In fact, today there are more niches in psychology than ever before. As psychology has become more prominent and the stigma of seeking out a personal psychologist has eroded (in fact, it’s almost chic to have a therapist anymore), the field has become saturated with eager and inquisitive new students, who focus on popular subfields like clinical, social and even forensic psychology. What’s really beyond the therapist’s couch, you wonder? The answer is: some interesting and lesser-known careers in psychology.

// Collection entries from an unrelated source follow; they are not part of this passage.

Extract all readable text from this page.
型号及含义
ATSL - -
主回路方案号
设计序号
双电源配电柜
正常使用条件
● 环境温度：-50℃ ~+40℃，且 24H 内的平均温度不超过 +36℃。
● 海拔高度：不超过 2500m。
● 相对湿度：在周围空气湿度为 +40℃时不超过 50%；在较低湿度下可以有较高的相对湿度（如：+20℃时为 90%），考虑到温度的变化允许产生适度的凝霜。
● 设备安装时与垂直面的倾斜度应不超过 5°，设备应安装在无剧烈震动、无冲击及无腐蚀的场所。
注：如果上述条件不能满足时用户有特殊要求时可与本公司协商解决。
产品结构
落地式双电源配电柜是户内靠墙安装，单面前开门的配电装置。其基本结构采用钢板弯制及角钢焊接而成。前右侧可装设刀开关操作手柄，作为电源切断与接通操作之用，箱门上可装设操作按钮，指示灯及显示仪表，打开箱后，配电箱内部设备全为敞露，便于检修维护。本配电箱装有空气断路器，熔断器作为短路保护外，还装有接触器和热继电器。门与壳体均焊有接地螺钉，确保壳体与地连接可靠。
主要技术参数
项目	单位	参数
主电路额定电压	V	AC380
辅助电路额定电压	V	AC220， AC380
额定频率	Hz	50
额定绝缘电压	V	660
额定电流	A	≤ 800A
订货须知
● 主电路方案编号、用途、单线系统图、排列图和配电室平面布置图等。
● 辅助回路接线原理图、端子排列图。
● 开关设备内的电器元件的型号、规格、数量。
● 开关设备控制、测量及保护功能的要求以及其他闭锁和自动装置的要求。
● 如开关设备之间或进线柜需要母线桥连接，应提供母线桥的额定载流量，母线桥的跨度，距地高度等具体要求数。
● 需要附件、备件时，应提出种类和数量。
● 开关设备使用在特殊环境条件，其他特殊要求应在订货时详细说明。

Nothing is more exciting in the sports world than two big talents with big personalities clashing on the field. And in fact, personality is one area of study within the sport psychology field. Sport psych is defined as a multidisciplinary science that fuses psychology with Kinesiology, which is the study of human movement. Broadly, the field analyzes how the participation in sports effects both the mind and the body; sport psychologists also seek to explore how the honing and development of psychological skills affects athletic performance. For example, a sport psychologist might be interested in how goal-setting and imagery affects individual performance and final outcome during a big game. Yet sport psychology is also interested in coaching, team building and youth sport.